Saturday, April 25, 2009

Please Mr. President

I know this is a little late coming, but I wrote this right after the Inauguration back in January and thought I would post it today.

When Obama was elected there was crying and screaming and celebration all over, not only the states, but all over the world we as a people were happy. But this isn’t about Obama being elected, however monumental and amazing that was, that is not the reason I am mentioning it. He was elected and then there was an inauguration celebration for a couple days at the capitol. He was sworn in on the same bible that Abraham Lincoln was sworn in on and it was beautiful. Still though, the part that really stood out to me was the inauguration poem. How awful that poem was, was only a slight surprise to people. What can be expected from American pop culture isn’t much if we look at what our culture is right now. So when she took the podium to read that poem the poetic world was on the edge of their seat. There was a big breath taken in, and when she started to speak, that breath was let out in a gigantic whoosh of disappointment. The poem was chock full of metaphors that were only there to be metaphors and had no meaning whatsoever. The poem droned on for far too long for what it was and the crowd was talking the whole way through it. 
Now, poetry isn’t a part of mainstream culture, sure, we could call music a form of poetry, but poetry as an art form in itself is not seen as a part of what we call pop culture.

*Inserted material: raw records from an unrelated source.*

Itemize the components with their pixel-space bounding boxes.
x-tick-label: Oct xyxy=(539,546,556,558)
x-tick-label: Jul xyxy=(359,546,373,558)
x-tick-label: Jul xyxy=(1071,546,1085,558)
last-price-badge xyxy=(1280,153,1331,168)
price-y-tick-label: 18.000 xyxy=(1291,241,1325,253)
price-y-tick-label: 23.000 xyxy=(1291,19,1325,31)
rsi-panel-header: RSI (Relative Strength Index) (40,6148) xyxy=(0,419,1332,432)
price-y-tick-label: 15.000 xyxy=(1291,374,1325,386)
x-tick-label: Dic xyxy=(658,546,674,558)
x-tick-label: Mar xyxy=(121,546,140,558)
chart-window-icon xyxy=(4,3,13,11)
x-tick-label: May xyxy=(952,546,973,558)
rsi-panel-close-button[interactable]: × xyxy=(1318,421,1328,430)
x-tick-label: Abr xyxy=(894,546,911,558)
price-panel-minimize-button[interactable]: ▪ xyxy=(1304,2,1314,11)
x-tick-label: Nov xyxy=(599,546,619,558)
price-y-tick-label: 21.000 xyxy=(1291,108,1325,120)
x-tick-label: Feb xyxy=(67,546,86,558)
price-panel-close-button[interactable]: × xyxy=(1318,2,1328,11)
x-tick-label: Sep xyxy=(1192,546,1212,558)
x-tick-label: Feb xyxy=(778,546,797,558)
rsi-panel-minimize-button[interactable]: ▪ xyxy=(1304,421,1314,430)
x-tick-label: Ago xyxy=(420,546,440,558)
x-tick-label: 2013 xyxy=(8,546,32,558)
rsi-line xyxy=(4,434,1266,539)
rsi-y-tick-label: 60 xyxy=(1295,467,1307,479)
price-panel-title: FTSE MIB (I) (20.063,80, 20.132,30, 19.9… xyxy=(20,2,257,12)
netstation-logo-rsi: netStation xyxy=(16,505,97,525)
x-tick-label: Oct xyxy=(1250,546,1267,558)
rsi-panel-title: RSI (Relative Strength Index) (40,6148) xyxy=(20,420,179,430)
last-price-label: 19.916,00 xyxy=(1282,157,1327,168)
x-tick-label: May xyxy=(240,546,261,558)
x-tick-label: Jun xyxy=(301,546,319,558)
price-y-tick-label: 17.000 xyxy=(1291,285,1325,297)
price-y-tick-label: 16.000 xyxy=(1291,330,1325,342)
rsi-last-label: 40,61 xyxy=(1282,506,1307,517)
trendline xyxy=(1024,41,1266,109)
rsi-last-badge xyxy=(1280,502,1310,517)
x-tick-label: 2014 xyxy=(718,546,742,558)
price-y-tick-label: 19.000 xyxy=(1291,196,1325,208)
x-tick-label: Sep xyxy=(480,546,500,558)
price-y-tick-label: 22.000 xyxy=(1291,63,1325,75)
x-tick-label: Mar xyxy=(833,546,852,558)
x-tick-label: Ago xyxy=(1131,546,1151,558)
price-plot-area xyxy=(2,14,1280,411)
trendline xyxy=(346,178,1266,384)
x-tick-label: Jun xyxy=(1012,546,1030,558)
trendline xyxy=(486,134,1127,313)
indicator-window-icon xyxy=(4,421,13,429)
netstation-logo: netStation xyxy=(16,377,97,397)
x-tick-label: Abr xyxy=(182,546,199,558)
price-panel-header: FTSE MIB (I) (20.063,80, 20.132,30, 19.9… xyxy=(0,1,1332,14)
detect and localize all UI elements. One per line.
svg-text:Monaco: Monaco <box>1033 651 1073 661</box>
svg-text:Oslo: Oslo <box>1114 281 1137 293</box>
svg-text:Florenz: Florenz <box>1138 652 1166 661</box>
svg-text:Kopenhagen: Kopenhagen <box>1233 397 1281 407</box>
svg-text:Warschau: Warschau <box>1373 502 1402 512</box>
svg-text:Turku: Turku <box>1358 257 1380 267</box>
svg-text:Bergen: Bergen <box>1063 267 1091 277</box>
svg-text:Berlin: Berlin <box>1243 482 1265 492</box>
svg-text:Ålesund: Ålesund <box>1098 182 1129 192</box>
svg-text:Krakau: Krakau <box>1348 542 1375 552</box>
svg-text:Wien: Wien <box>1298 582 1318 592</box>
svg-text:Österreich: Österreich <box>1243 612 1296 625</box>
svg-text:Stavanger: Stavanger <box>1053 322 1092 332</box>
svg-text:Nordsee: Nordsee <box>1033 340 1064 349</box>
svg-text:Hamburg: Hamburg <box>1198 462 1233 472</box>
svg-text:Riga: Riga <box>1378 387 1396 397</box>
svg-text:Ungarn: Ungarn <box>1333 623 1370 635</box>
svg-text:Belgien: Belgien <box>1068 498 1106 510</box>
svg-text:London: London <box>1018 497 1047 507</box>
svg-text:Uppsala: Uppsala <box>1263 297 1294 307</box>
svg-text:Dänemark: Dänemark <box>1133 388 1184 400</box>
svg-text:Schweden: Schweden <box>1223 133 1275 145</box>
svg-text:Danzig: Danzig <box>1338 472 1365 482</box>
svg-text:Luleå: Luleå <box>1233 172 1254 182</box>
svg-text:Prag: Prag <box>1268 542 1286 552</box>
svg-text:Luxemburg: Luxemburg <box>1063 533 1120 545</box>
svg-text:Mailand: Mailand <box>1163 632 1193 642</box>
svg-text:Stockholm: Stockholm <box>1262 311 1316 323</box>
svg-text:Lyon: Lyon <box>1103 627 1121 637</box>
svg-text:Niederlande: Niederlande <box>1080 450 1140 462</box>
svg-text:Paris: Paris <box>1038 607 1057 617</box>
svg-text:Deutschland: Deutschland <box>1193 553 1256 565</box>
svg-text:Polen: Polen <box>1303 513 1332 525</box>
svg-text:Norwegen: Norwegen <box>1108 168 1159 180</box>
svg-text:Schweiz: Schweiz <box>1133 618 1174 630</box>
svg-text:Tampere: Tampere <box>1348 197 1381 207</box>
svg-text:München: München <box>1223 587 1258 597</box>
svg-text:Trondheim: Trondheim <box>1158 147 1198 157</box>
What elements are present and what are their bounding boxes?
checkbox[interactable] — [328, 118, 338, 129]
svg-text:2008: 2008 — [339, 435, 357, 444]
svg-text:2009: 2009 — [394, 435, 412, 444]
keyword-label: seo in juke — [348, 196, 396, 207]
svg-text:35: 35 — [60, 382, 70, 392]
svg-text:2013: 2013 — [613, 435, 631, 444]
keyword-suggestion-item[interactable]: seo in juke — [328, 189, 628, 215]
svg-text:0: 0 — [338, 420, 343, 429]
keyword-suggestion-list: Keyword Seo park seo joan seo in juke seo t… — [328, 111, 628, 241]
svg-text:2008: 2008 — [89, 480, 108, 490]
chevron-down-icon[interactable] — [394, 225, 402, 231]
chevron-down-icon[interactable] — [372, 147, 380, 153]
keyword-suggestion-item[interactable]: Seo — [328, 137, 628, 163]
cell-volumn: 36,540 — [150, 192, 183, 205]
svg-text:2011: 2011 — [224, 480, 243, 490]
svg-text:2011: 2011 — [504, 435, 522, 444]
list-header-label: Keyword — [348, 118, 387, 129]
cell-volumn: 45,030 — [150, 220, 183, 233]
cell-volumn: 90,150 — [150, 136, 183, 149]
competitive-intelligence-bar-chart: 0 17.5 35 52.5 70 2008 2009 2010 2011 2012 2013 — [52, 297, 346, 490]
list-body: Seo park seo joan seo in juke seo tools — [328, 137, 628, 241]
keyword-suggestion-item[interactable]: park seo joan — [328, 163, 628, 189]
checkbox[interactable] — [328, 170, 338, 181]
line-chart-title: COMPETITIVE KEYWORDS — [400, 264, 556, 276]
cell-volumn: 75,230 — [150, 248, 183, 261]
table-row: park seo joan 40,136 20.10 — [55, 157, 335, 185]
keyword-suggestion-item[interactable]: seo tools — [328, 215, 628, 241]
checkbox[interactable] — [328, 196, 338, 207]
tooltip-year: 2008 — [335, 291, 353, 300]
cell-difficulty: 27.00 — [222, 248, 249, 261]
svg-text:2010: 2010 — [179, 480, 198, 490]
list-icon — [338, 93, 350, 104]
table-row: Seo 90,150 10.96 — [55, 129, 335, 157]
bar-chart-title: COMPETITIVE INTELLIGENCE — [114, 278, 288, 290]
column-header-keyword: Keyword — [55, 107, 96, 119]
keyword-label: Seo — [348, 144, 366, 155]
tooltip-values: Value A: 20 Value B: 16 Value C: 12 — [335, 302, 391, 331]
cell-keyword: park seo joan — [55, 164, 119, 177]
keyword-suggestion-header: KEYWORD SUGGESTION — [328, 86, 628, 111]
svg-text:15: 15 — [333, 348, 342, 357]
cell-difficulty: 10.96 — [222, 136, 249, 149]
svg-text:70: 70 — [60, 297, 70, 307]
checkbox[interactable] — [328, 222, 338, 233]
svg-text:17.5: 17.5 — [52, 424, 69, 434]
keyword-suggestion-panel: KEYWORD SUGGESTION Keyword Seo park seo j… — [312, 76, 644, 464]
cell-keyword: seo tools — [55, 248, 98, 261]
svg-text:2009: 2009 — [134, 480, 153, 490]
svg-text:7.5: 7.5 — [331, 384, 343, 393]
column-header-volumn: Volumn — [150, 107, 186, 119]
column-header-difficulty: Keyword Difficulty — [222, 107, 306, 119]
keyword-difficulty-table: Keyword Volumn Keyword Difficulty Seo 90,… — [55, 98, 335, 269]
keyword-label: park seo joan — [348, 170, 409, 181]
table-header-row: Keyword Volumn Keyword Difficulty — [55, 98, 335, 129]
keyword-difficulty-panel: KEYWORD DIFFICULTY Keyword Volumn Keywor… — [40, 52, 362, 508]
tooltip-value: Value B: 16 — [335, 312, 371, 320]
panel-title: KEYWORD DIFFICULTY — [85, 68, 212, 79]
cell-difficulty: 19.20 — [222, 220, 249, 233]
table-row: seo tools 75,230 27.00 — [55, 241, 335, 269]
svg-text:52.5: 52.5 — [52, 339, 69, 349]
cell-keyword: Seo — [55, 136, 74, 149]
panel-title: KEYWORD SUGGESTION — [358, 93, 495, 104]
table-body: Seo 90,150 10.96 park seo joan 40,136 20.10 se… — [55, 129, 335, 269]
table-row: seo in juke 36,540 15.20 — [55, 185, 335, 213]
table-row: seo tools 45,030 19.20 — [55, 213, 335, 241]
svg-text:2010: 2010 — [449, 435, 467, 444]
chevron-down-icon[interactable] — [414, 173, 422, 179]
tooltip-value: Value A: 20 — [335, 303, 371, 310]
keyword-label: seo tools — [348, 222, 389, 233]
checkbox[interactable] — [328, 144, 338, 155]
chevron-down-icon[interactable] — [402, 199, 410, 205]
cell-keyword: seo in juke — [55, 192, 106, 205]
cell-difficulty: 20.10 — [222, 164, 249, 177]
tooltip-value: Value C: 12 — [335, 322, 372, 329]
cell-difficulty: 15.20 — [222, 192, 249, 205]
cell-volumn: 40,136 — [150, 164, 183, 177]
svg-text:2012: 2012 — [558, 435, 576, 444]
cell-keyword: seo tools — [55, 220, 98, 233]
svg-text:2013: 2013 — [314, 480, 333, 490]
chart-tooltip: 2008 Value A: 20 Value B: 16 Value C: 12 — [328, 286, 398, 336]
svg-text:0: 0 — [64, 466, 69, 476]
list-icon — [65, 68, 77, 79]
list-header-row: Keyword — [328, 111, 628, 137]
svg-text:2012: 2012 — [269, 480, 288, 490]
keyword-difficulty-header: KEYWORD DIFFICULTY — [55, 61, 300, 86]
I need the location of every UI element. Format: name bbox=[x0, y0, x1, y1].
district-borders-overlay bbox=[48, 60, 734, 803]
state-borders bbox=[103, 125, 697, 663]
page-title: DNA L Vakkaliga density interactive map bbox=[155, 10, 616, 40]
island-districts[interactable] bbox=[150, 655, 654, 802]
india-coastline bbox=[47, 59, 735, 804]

Nobody was drawn into this poem; the crowd was bored and simply waiting for the next act to happen. It was really too bad, that moment could have been a momentous moment for the artistic world. That poem could have been seen as a poem for our generation, the poem for change and movement towards something new and different. But, alas, the poem was monotone and boring.


Alexander was only the fourth poem to read at a Presidential inauguration in the history of the United States. The first to read ever was Robert Frost. Now, Robert Frost is a household name in this country. Frost is a poet that each and every one of us was taught in school and we could al probably recite a line from one of his poems. The poem that he meant to read at that inauguration was probably one of the worst he had ever written. Thankfully for all of us, and for the memory at stake here, the poem he had written down was not memorized and was ruined by the strong wind and strong sun on the day of John F. Kennedy’s inauguration. Frost decided to recite a poem from memory, which began with the line: “The land was ours before we were the land’s”. Which seems much more appropriate to the times than his first poem, which had the lines: “Summoning artists to participate – In the august occasions of the state – Seems something artists ought to celebrate”. Way to go Frost, those are some pretty deep thoughts you were having while trying to think of something to say about our country and this new young stylish president we got in 1961. Thankfully, fate intervened and we got something poignant, true and something that resonated with the people.
After Frost only two other Poets were to take the stage at a presidential inauguration in our history besides Ms. Alexander. Maya Angelou read one of her poems at Bill Clinton’s first inauguration and after that at his second inauguration Miller Williams read a poem.
Elizabeth Alexander is not uneducated nor is she stupid, she merely did not know what in the world she was getting into for this occasion. Alexander is a professor at Yale University. Yale is one of the most prestigious schools in the United States and I’m sure if someone were to sit in on her class, they would see she is most likely a good professor. The problem with her poem was that nobody cared; nobody paid attention, because nobody’s attention was caught. The way she read the poem was slow, painful and monotonous. Mr. Obama, if you are going to pick someone to read a poem to the whole country and many people of the world, please pick someone with some oratory skills. Alexander slaved over each and every word to the point where people couldn’t tell the difference between the words “repair” and “plain”. It all sounded the same. If you are going to say the word “repairing” please do not follow it with the word “repair” unless absolutely necessary in the scheme of abstract poetry. And abstract poetry this was not, this was plain and ordinary and simple. Now, while simple and plain can be good in poetry when we are looking at haiku and trying to tackle a simple subject, the subject of a new president with radical views in this day and age is not plain nor simple. We are not a plain or simple people, we need someone explosive and persuasive and manipulative to say, “Look! This is what’s happening! Rejoice!” Instead, we got sewing, and darning and bridges and cleaning. We need adjectives, we need you to show us that this president is going to change our lives and make us each feel like we belong to something amazing and brilliant. We don’t want you to tell us how plain and simple each of us are, we want you to tell us how fantastic and magnificent each one of us are.
Please Mr. President, let’s have more poets during your reign as president; let’s just try to make them worth something more than metaphors and whispers. We want shouts and laughter and tears and change.